Posts have become sparse lately, a symptom of having too much fun travelling and exploring.  Recent weeks have allowed the resumption of an ongoing project that has been latent for too long.  Whenever I camp, I take a photo of  my tent to represent each nights camp.  Just now I am wondering if this project has a title?  I haven’t considered it before, since so far it hasn’t had any physical outcome, just a growing file of photo’s to be used for something one day.  They are closely tied to some past drawings titled ‘sites of occupation’ which also documented camping sites, so perhaps it is part of a larger project under that banner.  Like much of what I do, these photo’s, taken as a set, contain interesting binaries.  In this case, the consistency of my familiar* set of camp equipment contrasts with the changing locations and my old theme of Nature/Culture is there too of course.  So, as I sit in the Auckland Library, having just arrived in New Zealand, here is the USA subset of tent photo’s.

 

(*those few readers who are very familiar with my two old tents may have noticed I have splurged on a new one! A two man ultralight from Big Agnus with a sagebush coloured fly.  The orange tent belongs to my fellow traveller for part of the way)

open studio

September 27, 2011

Lucid Art Foundation hosted the open house and studio day this past weekend here at the JB Blunk residency.  It feels like the climax of artistic activity, since it was my chance to show what I’ve been doing.  Of course there are still a few things I want to finish in the little time left.

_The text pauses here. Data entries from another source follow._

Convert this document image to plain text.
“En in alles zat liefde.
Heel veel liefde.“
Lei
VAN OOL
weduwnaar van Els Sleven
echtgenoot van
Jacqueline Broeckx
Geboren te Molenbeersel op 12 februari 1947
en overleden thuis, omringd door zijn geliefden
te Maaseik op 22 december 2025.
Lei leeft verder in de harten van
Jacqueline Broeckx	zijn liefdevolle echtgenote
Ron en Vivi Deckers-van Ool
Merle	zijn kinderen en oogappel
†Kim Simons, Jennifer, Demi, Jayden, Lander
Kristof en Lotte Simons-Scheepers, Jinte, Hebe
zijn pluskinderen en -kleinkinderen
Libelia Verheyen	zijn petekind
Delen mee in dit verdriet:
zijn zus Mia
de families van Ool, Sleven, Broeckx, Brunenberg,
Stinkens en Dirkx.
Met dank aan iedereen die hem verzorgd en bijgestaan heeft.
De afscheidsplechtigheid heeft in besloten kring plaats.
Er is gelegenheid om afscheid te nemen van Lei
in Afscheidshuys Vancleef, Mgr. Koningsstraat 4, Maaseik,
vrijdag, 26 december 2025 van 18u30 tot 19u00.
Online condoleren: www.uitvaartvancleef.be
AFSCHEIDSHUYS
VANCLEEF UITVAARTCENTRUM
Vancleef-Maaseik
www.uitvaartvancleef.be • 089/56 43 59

I didn’t really manage any pictures of the crowd, since I was too busy talking and doing print demos then, but here are some from my installation.

 

Thanks to everyone who came along!

 

it comes it goes, but it’s always lurking

September 12, 2011

The Fog!  Of course the San Francisco region is famously foggy, and West Marin is no exception.  Sometimes it comes sneaking down the long narrow Tomales Bay, following the line of the San Andreas Fault.  Sometimes it comes streaming up over the Inverness Ridge driven by a cool breeze off the ocean.  Sometimes it is clear and sunny with not a cloud in sight, but you know the fog is waiting just off shore, ready to reclaim the airspace once the day cools or the wind changes.  How could I spend time here and not try to capture this ever-present but ever changing element of the landscape.

Fog drawings are chalk on black paper, and on the white paper are charcoal drawings focussing on the forest shadows.  Each sheet is 56×76 cm half sheet of stonehenge.